The aftermath of the Holocaust and its survivors :
After the war, Kasztner was a witness at the trials of major war criminals in Nuremberg, including defence witness for Kurt Becher, the SS officer who concluded the negotiations with him in 1944, who later settled in Israel. In 1953 Kasztner was accused in a newspaper article of collaborating with the Nazis. Since he wanted to have a political career in Israel, he decided to try to clear his name by filing a lawsuit. However, the court convicted him of libel, saying that he had “sold his soul to the devil”. The case turned into a scandal in Israel at a time when the domestic political scene was toxic. The survivors whose lives had not been saved by the train, and whose family members were killed in Budapest, saw Kasztner as a mean, calculating collaborator. As a consequence of the lawsuit, the Israeli government had to resign and the Israeli political right called their political opponents Gestapo agents. This was the first time that the general public in Israel and the world became aware of the negotiations that had taken place between the Nazis and Zionist organizations. Kasztner’s family were subjected to a hate campaign which included violence against his daughter, and it culminated with his shooting in front of his apartment in Tel-Aviv on 3 March 1957. He died twelve days later. In 1958 the Supreme Court of Israel acquitted him of all charges except one, that of helping Nazi war criminals to escape prosecution. Kasztner’s act of “making friends with the devil” in order to save Jewish lives still divides the shrinking number of survivors throughout the world, not just in Israel and Hungary.

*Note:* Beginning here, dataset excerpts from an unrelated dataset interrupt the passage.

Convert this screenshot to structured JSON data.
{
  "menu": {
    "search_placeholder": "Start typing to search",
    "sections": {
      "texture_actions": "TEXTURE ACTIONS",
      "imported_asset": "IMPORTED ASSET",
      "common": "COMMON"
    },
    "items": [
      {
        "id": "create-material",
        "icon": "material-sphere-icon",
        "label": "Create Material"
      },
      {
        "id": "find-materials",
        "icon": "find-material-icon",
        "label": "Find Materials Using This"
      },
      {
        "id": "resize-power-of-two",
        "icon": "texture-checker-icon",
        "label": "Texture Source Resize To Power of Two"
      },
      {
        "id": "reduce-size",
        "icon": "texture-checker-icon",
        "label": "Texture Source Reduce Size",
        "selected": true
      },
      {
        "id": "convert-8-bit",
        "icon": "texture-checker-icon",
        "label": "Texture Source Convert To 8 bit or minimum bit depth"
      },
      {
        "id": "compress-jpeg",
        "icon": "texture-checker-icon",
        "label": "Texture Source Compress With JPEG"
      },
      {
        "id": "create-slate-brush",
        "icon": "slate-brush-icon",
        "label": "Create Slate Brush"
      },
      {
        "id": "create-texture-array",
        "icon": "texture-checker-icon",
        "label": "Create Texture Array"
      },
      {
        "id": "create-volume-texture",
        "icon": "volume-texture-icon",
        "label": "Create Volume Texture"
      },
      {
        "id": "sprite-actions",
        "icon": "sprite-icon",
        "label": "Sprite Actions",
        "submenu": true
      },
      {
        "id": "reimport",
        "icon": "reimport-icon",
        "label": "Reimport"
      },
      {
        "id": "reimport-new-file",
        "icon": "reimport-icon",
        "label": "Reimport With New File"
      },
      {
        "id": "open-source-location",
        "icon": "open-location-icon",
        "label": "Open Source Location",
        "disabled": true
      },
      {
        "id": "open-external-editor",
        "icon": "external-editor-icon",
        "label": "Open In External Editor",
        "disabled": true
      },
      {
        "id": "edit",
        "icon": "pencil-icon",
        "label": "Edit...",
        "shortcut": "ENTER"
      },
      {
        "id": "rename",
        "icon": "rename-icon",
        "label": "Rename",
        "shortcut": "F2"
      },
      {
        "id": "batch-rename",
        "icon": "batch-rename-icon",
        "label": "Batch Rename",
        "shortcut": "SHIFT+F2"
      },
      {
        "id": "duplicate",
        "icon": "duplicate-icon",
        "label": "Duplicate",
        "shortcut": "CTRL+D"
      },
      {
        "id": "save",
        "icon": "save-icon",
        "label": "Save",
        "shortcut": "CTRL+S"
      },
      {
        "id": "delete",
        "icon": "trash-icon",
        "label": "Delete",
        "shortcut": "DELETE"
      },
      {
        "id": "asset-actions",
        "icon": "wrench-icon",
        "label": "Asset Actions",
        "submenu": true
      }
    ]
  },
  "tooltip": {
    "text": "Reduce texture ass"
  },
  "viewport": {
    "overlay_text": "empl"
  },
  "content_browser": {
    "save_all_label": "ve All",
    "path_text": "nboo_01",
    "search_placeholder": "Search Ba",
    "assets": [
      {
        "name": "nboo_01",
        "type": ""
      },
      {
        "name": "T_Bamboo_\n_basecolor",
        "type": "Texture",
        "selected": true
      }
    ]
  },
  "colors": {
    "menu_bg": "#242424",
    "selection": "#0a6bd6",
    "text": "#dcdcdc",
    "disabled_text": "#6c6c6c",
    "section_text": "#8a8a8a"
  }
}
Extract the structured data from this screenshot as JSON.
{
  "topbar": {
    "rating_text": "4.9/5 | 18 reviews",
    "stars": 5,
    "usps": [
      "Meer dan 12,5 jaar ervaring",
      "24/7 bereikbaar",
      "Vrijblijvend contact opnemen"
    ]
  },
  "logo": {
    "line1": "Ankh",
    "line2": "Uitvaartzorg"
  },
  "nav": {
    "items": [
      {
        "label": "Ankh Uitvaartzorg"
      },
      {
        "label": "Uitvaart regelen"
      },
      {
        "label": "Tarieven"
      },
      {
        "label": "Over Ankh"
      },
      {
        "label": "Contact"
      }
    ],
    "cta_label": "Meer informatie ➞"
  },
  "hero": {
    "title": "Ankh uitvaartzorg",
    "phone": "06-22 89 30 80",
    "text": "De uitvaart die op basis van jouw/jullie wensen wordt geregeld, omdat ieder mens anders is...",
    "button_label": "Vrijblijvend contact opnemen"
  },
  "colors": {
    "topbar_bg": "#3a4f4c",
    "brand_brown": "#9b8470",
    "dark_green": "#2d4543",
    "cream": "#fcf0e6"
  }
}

For that reason, if for no other, the politicians of the later twentieth century, of whom Ken Livingstone is one held in high esteem by many, should know better than to associate the names of Adolf Hitler and his henchmen with Zionism. They are deliberately opening old wounds in order to encourage anti-Zionism and justify anti-Semitism in the process. They should leave it to the historians to examine and interpret the evidence, and hand over the task of ridding British society of xenophobia, racism and anti-Semitism to a new generation in a new century with fresh moral challenges and choices.
Andrew James, May 2016
Zsolt Zágoni (ed.), (2012), From Budapest to Bergen-Belsen: A Notebook from 1944. Budapest: The Author.
Anna Porter (2007), Kasztner’s Train: The True Story of an Unknown Hero of the Holocaust. London: Constable.
Richard Overy (1996), The Penguin Historical Atlas of the Third Reich. Harmondsworth: Penguin.